Because Kayla felt like she didn't get enough attention, she says she acted out at school. At thirteen, she lived with a foster mother who was in her sixties and in poor health. The woman rarely left the house, and let Kayla do as she pleased. Kayla said she started stealing, experimenting with drugs, and hanging out with the wrong crowd. When her foster mother got fed up, she simply kicked Kayla out.
After that, Kayla said her social worker called her "un-adoptable, un-fosterable."
In April, Kayla sat on a couch looking through old photos at the place she currently calls home. "I don't know who this is; I don't know if that's my grandpa or what," she said. "But that's my mom."
In the photo, her mother smiles brightly. She has dark curly hair, a heart-shaped face, and an olive complexion from her Italian, Spanish, and West Indian ancestry. Kayla's caramel-colored skin is darker than her mother's, but she has the same beautiful features. In the snapshot, her mother sits in a place Kayla doesn't know beside a man she doesn't recognize.

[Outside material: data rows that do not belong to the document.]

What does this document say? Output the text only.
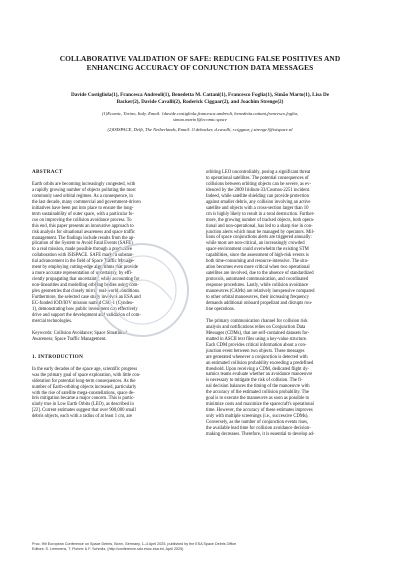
COLLABORATIVE VALIDATION OF SAFE: REDUCING FALSE POSITIVES AND
ENHANCING ACCURACY OF CONJUNCTION DATA MESSAGES
Davide Costigliola(1), Francesca Andreoli(1), Benedetta M. Cattani(1), Francesco Foglia(1), Simão Marto(1), Lisa De
Backer(2), Davide Cavalli(2), Roderick Ciggaar(2), and Joachim Strenge(2)
(1)Ecomic, Torino, Italy. Email: {davide.costigliola,francesca.andreoli, benedetta.cattani,francesco.foglia,
simao.marto}@ecomic.space
(2)ISISPACE, Delft, The Netherlands, Email: {l.debacker, d.cavalli, r.ciggaar, j.strenge}@isispace.nl
ABSTRACT
Earth orbits are becoming increasingly congested, with
a rapidly growing number of objects polluting the most
commonly used orbital regimes. As a consequence, in
the last decade, many commercial and government-driven
initiatives have been put into place to ensure the long-
term sustainability of outer space, with a particular fo-
cus on improving the collision avoidance process. To
this end, this paper presents an innovative approach to
risk analysis for situational awareness and space traffic
management. The findings include results from the ap-
plication of the System to Avoid Fatal Events (SAFE)
to a real mission, made possible through a productive
collaboration with ISISPACE. SAFE marks a substan-
tial advancement in the field of Space Traffic Manage-
ment by employing cutting-edge algorithms that provide
a more accurate representation of uncertainty, by effi-
ciently propagating that uncertainty, while accounting for
non-linearities and modelling orbiting bodies using com-
plex geometries that closely mirror real-world conditions.
Furthermore, the selected case study involves an ESA and
EC-funded IOD/IOV mission named CSC-1 (Cyndeo-
1), demonstrating how public investment can effectively
drive and support the development and validation of com-
mercial technologies.
Keywords: Collision Avoidance; Space Situational
Awareness; Space Traffic Management.
1. INTRODUCTION
In the early decades of the space age, scientific progress
was the primary goal of space exploration, with little con-
sideration for potential long-term consequences. As the
number of Earth-orbiting objects increased, particularly
with the rise of satellite mega-constellations, space de-
bris mitigation became a major concern. This is partic-
ularly true in Low Earth Orbits (LEO), as described in
[22]. Current estimates suggest that over 900,000 small
debris objects, each with a radius of at least 1 cm, are
orbiting LEO uncontrollably, posing a significant threat
to operational satellites. The potential consequences of
collisions between orbiting objects can be severe, as ev-
idenced by the 2009 Iridium-33/Cosmos-2251 incident.
Indeed, while satellite shielding can provide protection
against smaller debris, any collision involving an active
satellite and objects with a cross-section larger than 10
cm is highly likely to result in a total destruction. Further-
more, the growing number of tracked objects, both opera-
tional and non-operational, has led to a sharp rise in con-
junction alerts which must be managed by operators. Mil-
lions of space conjunctions alerts are triggered annually:
while most are non-critical, an increasingly crowded
space environment could overwhelm the existing STM
capabilities, since the assessment of high-risk events is
both time-consuming and resource-intensive. The situ-
ation becomes even more critical when two operational
satellites are involved, due to the absence of standardized
protocols, automated communication, and coordinated
response procedures. Lastly, while collision avoidance
manoeuvres (CAMs) are relatively inexpensive compared
to other orbital manoeuvres, their increasing frequency
demands additional onboard propellant and disrupts rou-
tine operations.
The primary communication channel for collision risk
analysis and notifications relies on Conjunction Data
Messages (CDMs), that are self-contained datasets for-
matted in ASCII text files using a key-value structure.
Each CDM provides critical information about a con-
junction event between two objects. These messages
are generated whenever a conjunction is detected with
an estimated collision probability exceeding a predefined
threshold. Upon receiving a CDM, dedicated flight dy-
namics teams evaluate whether an avoidance manoeuvre
is necessary to mitigate the risk of collision. The fi-
nal decision balances the timing of the manoeuvre with
the accuracy of the estimated collision probability. The
goal is to execute the manoeuvre as soon as possible to
minimize costs and maximize the spacecraft's operational
time. However, the accuracy of these estimates improves
only with multiple screenings (i.e., successive CDMs).
Conversely, as the number of conjunction events rises,
the available lead time for collision avoidance decision-
making decreases. Therefore, it is essential to develop ad-
Proc. 9th European Conference on Space Debris, Bonn, Germany, 1–4 April 2025, published by the ESA Space Debris Office
Editors: S. Lemmens, T. Flohrer & F. Schmitz, (http://conference.sdo.esoc.esa.int, April 2025)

Kayla grew up with only questions about her family, no answers. It wasn't until her early teens that she learned anything about them. A social worker helped her find her younger sisters and put her in touch with her great aunts. "I always felt a void in my life, like something was missing," she said. "That feeling has never gone away."
Her great aunt gave her a small stack of family photos that date back before she was born. One shows Kayla as a onesie-wearing infant in the arms of her mother and grandmother. But Kayla doesn't remember this. One of her earliest memories is from a group home in the Southern California city of Orange that housed hundreds of foster kids. "We were all waiting for something," she recalled.